What a difference a month makes. I feel so incredibly grateful and humbled by my new job. All the good things that I had hoped would be true about this new chapter are true, indeed. And as for the scary stuff? It’s not nearly so scary.
I am blessed to be writing again full time about subject matter that really gets my motor running. Plus, after working nearly six years in an office without a single window in a beige sea of cubicles, I am so thankful for the unobstructed view I now have to the outside world. It lends me immeasurable creative inspiration every day. Blessings abound, and I am most grateful.
So now that I’m settled in at work, my husband and I are in the midst of a transition at home. We’re both now working further south, so it only makes sense to say goodbye to our condo in the city (our first home purchase) so we can both enjoy a shorter commute. We’re also getting ready to trade in my husband’s beloved Jeep, which has been in our lives since the very beginning. Literally, since the moment we met.
When it comes to stuff, I’ve always been a purger, happy to dump or donate the old to make room for the new. Sure, certain things are here to stay, like my grandmother’s sieve or the various pieces of furniture handmade by my father-in-law. But the dried corsage from my high school prom? Not so much. (Sorry, Mom.)
But now with all this shuffle and change, I’m finding myself amid some serious blurred lines in the “stuff” department. Not so much the stuff inside our home, but the actual space that has been the scene of so much these past three years – from our Thanksgiving picnic on the floor the week we moved in, to warm sunrises breaking over the ocean, to the heartbreaking passing of our first dog, to the floppy puppy stage of our new dog, to our dear friends’ pregnancy announcement, and our own passionate nights of love and war. I sure will miss this place.
And then there’s the dear old Jeep.
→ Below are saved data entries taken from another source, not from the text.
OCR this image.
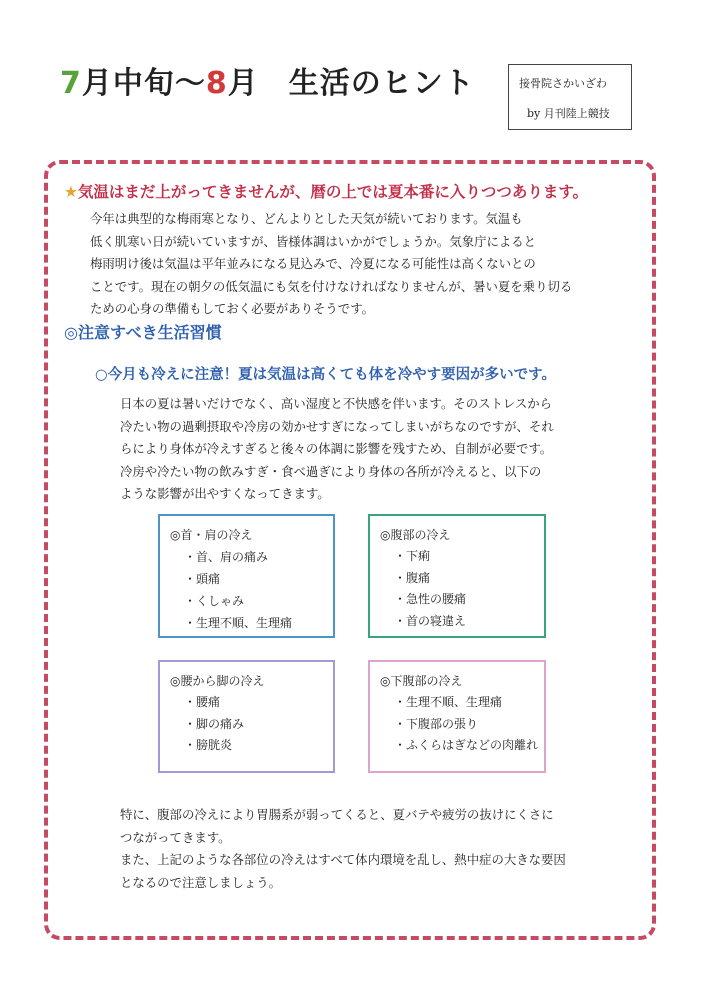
7月中旬～8月 生活のヒント	接骨院さかいざわ
by 月刊陸上競技
★気温はまだ上がってきませんが、暦の上では夏本番に入りつつあります。
今年は典型的な梅雨寒となり、どんよりとした天気が続いております。気温も
低く肌寒い日が続いていますが、皆様体調はいかがでしょうか。気象庁によると
梅雨明け後は気温は平年並みになる見込みで、冷夏になる可能性は高くないとの
ことです。現在の朝夕の低気温にも気を付けなければなりませんが、暑い夏を乗り切る
ための心身の準備もしておく必要がありそうです。
◎注意すべき生活習慣
○今月も冷えに注意！夏は気温は高くても体を冷やす要因が多いです。
日本の夏は暑いだけでなく、高い湿度と不快感を伴います。そのストレスから
冷たい物の過剰摂取や冷房の効かせすぎになってしまいがちなのですが、それ
らにより身体が冷えすぎると後々の体調に影響を残すため、自制が必要です。
冷房や冷たい物の飲みすぎ・食べ過ぎにより身体の各所が冷えると、以下の
ような影響が出やすくなってきます。
◎首・肩の冷え
・首、肩の痛み
・頭痛
・くしゃみ
・生理不順、生理痛
◎腹部の冷え
・下痢
・腹痛
・急性の腰痛
・首の寝違え
◎腰から脚の冷え
・腰痛
・脚の痛み
・膀胱炎
◎下腹部の冷え
・生理不順、生理痛
・下腹部の張り
・ふくらはぎなどの肉離れ
特に、腹部の冷えにより胃腸系が弱ってくると、夏バテや疲労の抜けにくさに
つながってきます。
また、上記のような各部位の冷えはすべて体内環境を乱し、熱中症の大きな要因
となるので注意しましょう。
My husband and I were set up on a blind date, so while we were making plans over the phone on where to meet, I asked him what kind of car he drove so I would know I had the right guy. (Clearly, this was back when blind dates were truly blind, long before Facebook and preemptive pre-date creeping.)
I walked out of my dorm building, and there he was, my future husband, propped against the door of his black Jeep Wrangler. He was wearing linen pants and a maroon button-up shirt with the sleeves rolled up. He had a silver chain around his neck and leather slides on his feet, crossed at the ankle. I was instantly smitten.
The Jeep has traveled three times from Alabama to Key West and back, from Whiteman Air Force Base – a long way from the only home I had ever known – all the way to Palm Beach County. It’s seen music tech advancements, from tape deck to CD player to auxiliary cord to Bluetooth. It’s toted many fishing rods, SCUBA gear and 13 years of Christmas trees. Now here we are, 150,000 miles down the road, and it’s time to grant the old Jeep a much-deserved retirement. Thanks for all the memories.
I’m excited at the thought of a new home and that new-car smell, but it really does feel like the end of an era in some ways. It’s a good time for me to pause and remind myself that the stuff is not the sentiment. In giving the stuff away, I am not giving away the memories.
Nope, those precious treasures are mine to keep for as long as I like, and I look forward to all the new ones yet to be made further on down the road.